I encourage teams to do this instead:
- Identify Unique Contributions: Ask each member to share one way their top talents contribute to a current team goal.
- Identify Patterns, Not Gaps: Where does the team have depth? If the team is "lopsided" in one domain, that isn't a deficit—it’s a concentrated edge.
- Focus on the Surplus: There is no "ideal" chart, so don’t get stuck on domain distribution. A team with deep concentration in one domain is a powerhouse of specific expertise; a broad spread offers versatility. What matters is the awareness and intentionality of how those talents are utilized.
- Use it as a Map: Treat the grid as a map of potential, not a performance evaluation. Look for opportunities to expand perspective, partner, and achieve greater collective impact.
- Understand Friction: Use the grid to realize that tension often isn't a personality conflict; it’s a talent collision. It turns the frustration of "Why are they slowing us down?" into a strategic appreciation for a partner who manages risk.
- Avoid the "Fix-It" Trap: Strengths-based leadership isn't about fixing gaps—it’s about maximizing what’s already there. When the urge to "fix" the team emerges, seek to reframe the conversation:
- Instead of "We don't have enough Relationship Building": Ask, "How can we be more intentional about connection given the specific strengths we do have?"
- Instead of "We’re too concentrated in one domain": Ask, "How can we leverage this domain density as our competitive advantage?" Remember: Concentration is a superpower. Spread is versatility. Excellence is found in awareness.
Make It a Living Document
The goal is to treat the Team Grid as a living document, not a one-time snapshot. It should be a series of micro-choices that design the team's success rather than leaving it to chance.
Revisit the grid regularly:
- During Team Planning: Use it to assign roles that align with natural talents.
- When Challenges Arise: Explore how collective strengths can navigate specific obstacles.
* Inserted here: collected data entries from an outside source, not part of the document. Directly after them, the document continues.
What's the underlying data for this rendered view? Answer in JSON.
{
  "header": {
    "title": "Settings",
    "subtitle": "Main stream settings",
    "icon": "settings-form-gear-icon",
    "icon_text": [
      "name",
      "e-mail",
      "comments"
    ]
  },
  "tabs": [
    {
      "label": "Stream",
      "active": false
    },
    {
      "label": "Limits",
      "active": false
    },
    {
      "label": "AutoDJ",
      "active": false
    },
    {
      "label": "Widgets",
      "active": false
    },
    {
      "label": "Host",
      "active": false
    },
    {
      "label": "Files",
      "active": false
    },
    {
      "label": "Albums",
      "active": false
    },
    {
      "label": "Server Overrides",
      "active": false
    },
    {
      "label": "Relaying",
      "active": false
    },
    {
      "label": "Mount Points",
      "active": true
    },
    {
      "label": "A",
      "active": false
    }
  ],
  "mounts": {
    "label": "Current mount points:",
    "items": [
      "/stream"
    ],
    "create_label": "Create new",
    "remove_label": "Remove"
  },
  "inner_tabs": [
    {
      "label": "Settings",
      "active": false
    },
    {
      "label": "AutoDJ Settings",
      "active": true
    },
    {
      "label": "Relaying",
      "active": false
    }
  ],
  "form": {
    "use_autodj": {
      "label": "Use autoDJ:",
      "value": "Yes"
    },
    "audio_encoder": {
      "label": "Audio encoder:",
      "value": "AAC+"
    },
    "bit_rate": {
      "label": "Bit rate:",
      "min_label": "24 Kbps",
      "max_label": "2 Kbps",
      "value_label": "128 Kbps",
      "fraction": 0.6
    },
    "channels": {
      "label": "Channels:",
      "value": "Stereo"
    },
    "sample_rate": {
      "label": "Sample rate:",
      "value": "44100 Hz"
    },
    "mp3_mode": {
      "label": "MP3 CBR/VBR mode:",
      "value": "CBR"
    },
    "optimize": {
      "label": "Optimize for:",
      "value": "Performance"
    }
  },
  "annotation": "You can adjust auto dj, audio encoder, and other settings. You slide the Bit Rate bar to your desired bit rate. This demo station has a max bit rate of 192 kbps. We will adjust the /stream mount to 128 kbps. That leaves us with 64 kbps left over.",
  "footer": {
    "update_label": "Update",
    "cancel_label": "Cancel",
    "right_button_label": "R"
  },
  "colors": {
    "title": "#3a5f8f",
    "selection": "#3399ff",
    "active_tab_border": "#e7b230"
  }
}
- After Wins: Reflect on which strengths contributed to success and how to replicate it.
- During Onboarding: Update the grid and discuss how new strengths shift the team dynamic and explore possibility.
- To Navigate Uncertainty and Change: Tap into what individuals need to feel secure and what others bring to stay agile. Use the grid to identify who can provide stability and who can drive momentum when the path forward is unclear.
The Team Strengths Grid is a starting point, not a destination. It is a tool for curiosity, connection, and intentional leadership. It’s about conversations, not conclusions.
Don’t let the grid gather dust. Keep it visible, keep it relevant, and keep the conversation going.